The master password never crosses the wire, so it’s never even subject to an eavesdropping attack. Saying that the system protects against eavesdropping implies that it protects the data crossing the wire, which is not true. The password you use to access a site is as vulnerable to eavesdropping as it would be if you didn’t use the system. Saying that it protects the master password from eavesdropping is spurious.

No, that is the definition of an eavesdropping attack. The attacker sees the transmission and attempts to gain access to the original data. In this case, the attack would see the generated password and the URL of the connection, and would attempt to calculate the master password, or would attempt to determine what the generated password would be if the same master password were hashed with a different URL.

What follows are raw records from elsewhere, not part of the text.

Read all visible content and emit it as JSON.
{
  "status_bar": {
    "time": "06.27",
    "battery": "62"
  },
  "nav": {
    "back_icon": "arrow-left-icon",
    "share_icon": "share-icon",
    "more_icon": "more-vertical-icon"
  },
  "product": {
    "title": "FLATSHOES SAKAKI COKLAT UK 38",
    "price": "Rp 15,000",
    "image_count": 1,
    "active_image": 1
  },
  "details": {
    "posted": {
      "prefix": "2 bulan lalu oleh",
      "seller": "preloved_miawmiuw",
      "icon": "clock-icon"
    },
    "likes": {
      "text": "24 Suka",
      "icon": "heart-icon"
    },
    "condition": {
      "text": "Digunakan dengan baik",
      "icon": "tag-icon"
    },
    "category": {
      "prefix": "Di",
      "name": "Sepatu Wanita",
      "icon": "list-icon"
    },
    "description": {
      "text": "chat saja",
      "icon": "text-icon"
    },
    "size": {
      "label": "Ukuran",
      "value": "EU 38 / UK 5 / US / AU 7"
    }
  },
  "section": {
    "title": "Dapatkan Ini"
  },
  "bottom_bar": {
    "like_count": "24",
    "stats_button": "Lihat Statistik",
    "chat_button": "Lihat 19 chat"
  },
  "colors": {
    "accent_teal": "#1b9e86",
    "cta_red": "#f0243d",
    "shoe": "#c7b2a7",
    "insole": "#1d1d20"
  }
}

You’re contorting the definition of eavesdropping to fit your misstatement. Eavesdropping is listening in on someone else’s communication. In this context, it means using a packet sniffer to copy the traffic between the user and the website. If it succeeds, the attacker gets the data that made up the communication. If the attack fails, they don’t. In no way is the success of an eavesdropping attack predicated on the ability to take the intercepted data and infer other non-communicated data from it.

SSL protects against eavesdropping by encrypting the packet data. PGP can be used to encrypt email and protect against eavesdropping at a slightly different level than SSL. Some secure communication links attempt to prevent eavesdropping by hardening the channel (dedicated wires) rather than the content. The utility discussed in this thread does not address the eavesdropping attack in any way. If a sniffer grabs the generated password and URL which crosses the wire, the eavesdropping attack has succeeded. The attacker cannot (without great difficulty) use that data to obtain the master password, but that has nothing to do with eavesdropping. The eavesdropping attack has already succeeded at this point and the user’s password to the site is compromised.